À lire : Bart, Pauline B. ; O’Brien, Patricia H., « Stopping Rape : Successful Survival Strategies », Pergamon Press 1985. Caignon, Denise ; Groves, Gail, « Her Wits About Her : Self-Defense Success Stories by Women », Harper & Row, 1987. Kelly, Liz ; Seith, Corinna, « Achievements Against the Grain : Self- Defence Training for Women and Girls in Europe », University of North London, 2003. McCaughey, Martha, « Real Knockouts  : The Physical Feminism of Women’s Self-Defence », New York University Press, 1997.

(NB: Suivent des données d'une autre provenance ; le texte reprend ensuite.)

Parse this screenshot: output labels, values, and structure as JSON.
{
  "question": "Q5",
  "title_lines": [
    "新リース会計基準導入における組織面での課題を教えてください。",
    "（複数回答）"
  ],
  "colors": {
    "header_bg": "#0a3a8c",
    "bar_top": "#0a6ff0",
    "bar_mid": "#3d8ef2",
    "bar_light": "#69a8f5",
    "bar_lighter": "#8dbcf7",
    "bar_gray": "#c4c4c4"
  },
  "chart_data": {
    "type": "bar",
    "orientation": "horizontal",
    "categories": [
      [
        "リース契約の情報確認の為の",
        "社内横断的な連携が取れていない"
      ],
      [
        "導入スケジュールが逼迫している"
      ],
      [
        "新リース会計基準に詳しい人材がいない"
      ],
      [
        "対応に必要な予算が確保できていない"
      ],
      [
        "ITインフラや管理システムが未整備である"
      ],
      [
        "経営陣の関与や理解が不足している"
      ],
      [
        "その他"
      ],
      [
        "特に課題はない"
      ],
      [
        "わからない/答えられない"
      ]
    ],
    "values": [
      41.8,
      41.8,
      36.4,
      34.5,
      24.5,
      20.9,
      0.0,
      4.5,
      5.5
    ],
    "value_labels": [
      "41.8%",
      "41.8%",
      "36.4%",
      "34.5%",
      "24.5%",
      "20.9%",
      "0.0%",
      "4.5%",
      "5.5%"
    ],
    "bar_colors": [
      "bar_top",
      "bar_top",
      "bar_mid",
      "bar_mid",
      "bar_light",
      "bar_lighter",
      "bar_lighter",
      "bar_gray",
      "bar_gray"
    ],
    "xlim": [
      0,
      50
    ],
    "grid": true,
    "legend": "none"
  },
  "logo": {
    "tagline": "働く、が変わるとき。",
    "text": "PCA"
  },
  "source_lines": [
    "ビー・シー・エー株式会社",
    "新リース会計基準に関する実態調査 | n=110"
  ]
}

Garance asbl propose des stages d’autodéfense et de défense verbale pour femmes et pour filles. Elle vient de sortir un guide pratique de sécurité pour femmes qui est gratuitement disponible : info@garance.be Tel/Fax + 32/2/216 61 16 www.garance.be

EN

The perpetrator alone decides if there will be violence or not, but we can decide who will be the victim of violence ! Thanks to feminist self-defense it is no longer only men who can use violence. Feminist selfdefense allow women to turn the aggression towards the perpetrator, while we continue our struggle against the conditions that create violence.

NL

Het is de agressor die unilateraal de beslissing neemt dat er geweld zal plaatsvinden. Maar wij kunnen wel beslissen wie er het slachtoffer van wordt. Feministische zelfverdediging zorgt ervoor dat niet langer alleen de man een einde kan stellen aan het geweld, uit goede wil. Ze biedt vrouwen vandaag, op korte tijd, de mogelijkheid de agressie tegen de agressor te keren, terwijl we op lange termijn ervoor strijden de omstandigheden te veranderen die geweld bevorderen.